III. EL EFECTO GENERAL DE LA EUCARISTÍA -SACRIFICIO Y SACRAMENTO PERMANENTE- POR EL QUE CAUSA "TODA" LA VIDA DE LA IGLESIA, Y LA UNIDAD, NO SOLO CONSUMATIVA, DE LA MISMA.

 

Según aquellos autores que niegan la tesis que hemos expuesto -que coincide con el pensamiento de Sto Tomás y el magisterio de Juan Pablo II, desde su encíclica pragmática de su pontificado “Redemptor hominis”- al decir que la Eucaristía "hace" o edifica la Iglesia no se ha de atribuir ese efecto al solo sacrificio de la Misa y al sacramento de la presencia permanente que implica, toda vez que, “obviamente, se celebra y adviene en una Iglesia que existe con anterioridad a ella": sin la Iglesia jerárquicamente estructurada no hay Eucaristía [25]. ¿Cómo responder a esta objeción?

       Es cierto que la Iglesia que celebra la Eucaristía, como señala justamente P. Rodríguez, no es una masa amorfa, sino una Iglesia ya una y unida: es una Iglesia que tiene "unus Dominus, una fides, unum baptisma" [26]. El Bautismo, por el que Cristo pasa a ser nuestro Señor, y la unidad y profesión de fe objetiva (que significa exteriormente la fe subjetiva que se tiene en el corazón) constituyen la base eclesial primera e indispensable para participar rectamente del Augusto Sacramento.
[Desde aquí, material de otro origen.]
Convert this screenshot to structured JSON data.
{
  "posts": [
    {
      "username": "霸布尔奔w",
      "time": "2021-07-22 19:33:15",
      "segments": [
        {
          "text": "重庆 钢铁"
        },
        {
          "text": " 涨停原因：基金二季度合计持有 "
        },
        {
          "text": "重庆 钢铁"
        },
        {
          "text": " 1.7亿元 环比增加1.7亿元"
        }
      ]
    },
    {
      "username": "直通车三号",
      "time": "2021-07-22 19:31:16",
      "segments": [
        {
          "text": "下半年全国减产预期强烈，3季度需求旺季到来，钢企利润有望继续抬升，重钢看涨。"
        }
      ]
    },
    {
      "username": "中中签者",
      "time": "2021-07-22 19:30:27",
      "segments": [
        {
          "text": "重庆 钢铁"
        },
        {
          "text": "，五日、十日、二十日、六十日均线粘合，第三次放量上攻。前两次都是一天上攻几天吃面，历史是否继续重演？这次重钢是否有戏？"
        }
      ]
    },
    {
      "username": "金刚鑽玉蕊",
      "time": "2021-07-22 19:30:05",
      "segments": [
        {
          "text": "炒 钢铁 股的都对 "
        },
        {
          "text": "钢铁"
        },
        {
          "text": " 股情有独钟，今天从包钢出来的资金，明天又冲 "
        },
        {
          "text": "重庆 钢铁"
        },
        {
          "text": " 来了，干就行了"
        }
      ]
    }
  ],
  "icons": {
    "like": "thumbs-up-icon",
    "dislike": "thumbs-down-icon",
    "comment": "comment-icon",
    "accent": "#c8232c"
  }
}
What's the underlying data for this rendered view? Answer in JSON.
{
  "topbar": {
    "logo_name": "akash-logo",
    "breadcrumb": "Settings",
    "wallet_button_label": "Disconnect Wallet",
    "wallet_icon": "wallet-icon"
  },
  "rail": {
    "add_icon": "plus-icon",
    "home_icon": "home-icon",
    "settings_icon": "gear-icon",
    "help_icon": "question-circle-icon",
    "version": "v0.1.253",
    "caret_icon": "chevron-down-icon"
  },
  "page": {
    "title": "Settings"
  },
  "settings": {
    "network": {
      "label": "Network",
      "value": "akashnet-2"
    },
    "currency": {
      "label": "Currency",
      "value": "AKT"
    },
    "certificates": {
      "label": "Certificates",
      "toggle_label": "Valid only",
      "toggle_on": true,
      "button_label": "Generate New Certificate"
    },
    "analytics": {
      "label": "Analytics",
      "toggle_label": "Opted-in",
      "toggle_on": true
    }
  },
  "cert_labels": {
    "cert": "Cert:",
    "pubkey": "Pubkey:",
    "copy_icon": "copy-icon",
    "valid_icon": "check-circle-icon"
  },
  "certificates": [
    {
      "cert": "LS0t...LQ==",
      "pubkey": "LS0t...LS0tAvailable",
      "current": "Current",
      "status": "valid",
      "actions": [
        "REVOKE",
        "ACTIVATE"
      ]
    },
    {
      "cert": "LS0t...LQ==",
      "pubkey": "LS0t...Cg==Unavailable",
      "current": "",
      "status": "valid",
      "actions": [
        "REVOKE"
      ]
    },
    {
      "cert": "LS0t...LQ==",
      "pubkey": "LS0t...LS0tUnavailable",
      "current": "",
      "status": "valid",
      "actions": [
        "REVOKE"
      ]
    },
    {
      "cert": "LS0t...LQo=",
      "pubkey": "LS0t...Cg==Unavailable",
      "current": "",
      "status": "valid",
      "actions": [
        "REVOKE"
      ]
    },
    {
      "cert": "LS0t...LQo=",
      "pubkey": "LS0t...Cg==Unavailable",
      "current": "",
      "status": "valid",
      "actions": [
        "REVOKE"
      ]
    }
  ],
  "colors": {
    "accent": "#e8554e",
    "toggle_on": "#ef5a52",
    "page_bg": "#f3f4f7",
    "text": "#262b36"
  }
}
Por eso dice Sto. Tomás: "el pecado contra la fe, al separar radicalmente de la unidad de la Iglesia, es rigurosamente hablando, el que hace al hombre más inepto para la recepción de este sacramento, que es precisamente el sacramento de la unidad eclesiástica, que se da principalmente por la unidad de fe, pues es precisamente la congregación de los fieles [27]. Lo que el Credo proclama en palabras, la acción litúrgica, cuyo centro nuclear son los sacramentos ("protestationes fidei", S. Th. III, 61,4) lo pone en acto. Especialmente la Eucaristía que "anuda en sí todos los misterios del cristianismo" (Cfr. CEC 1325) y "nos sitúa entre los misterios primordiales de la fe, porque es la donación misma de la Trinidad a la Iglesia". Más aún: en virtud del "nexus mysteriorum", "es toda nuestra fe la que se pone en acto cuando creemos en Jesús en su presencia real bajo los accidentes de pan y vino" [28]. Por eso no tiene sentido hospitalidad eucarística a quien no profesa, -al menos implícitamente, como parece suponer la reciente disciplina, propiciada por el actual ambiente ecuménico [29]- la integridad de la fe católica [30].

       Además de la fe y el Bautismo, la Eucaristía supone también, obviamente, el ministerio sacerdotal jerárquicamente estructurado. El Cuerpo de Cristo está en el altar no como consecuencia de una iniciativa espontánea y privada de hombres que quieren ser una sola cosa, sino de una acción de naturaleza jerárquica: es el efecto del ejercicio de poderes ministeriales conferidos por Cristo, poderes que no tiene cualquiera, sino sólo los Apóstoles y sus sucesores, que son los obispos y subordinadamente, los presbíteros. Aparece así, como momento esencial y constituyente de la celebración eucarística, la estructura fundamental de la Iglesia, jerárquicamente ordenada. Es una acción de la "Comunidad sacerdotal jerárquicamente estructurada" [31]. No es la unidad de la Iglesia, efectivamente, el mágico resultado de unificar un caos precedente, sino la consumación de una unidad eclesial previa. Para que pueda darse la "res tantum" del sacramento eucarístico, que es la unidad del Cuerpo místico, es necesaria  la "res et sacramentum": el cuerpo y la sangre verdaderos de Cristo, hecho presente en la consagración del pan y del vino, al renovar el sacrificio del Calvario. Pero la consagración supone el carácter del sacerdocio ministerial, que se diferencia esencialmente y no sólo en grado[32] del sacerdocio común de los fieles, propio del carácter del bautismo y de la confirmación; y por consiguiente, una comunidad estructurada orgánicamente por los caracteres sacramentales, reunida en torno al altar [33], con el celebrante actuando "in persona Christi Capitis"[34] por virtud del sacramento del Orden, que lo sitúa en al ámbito del poder ministerial, unido a la sucesión apostólica. Supone, pues, una unidad fundamental de bautismo y de fe, estructurada jerárquicamente por el sacerdocio ministerial, bajo la jurisdicción del Supremo Pastor, el sucedor de Pedro.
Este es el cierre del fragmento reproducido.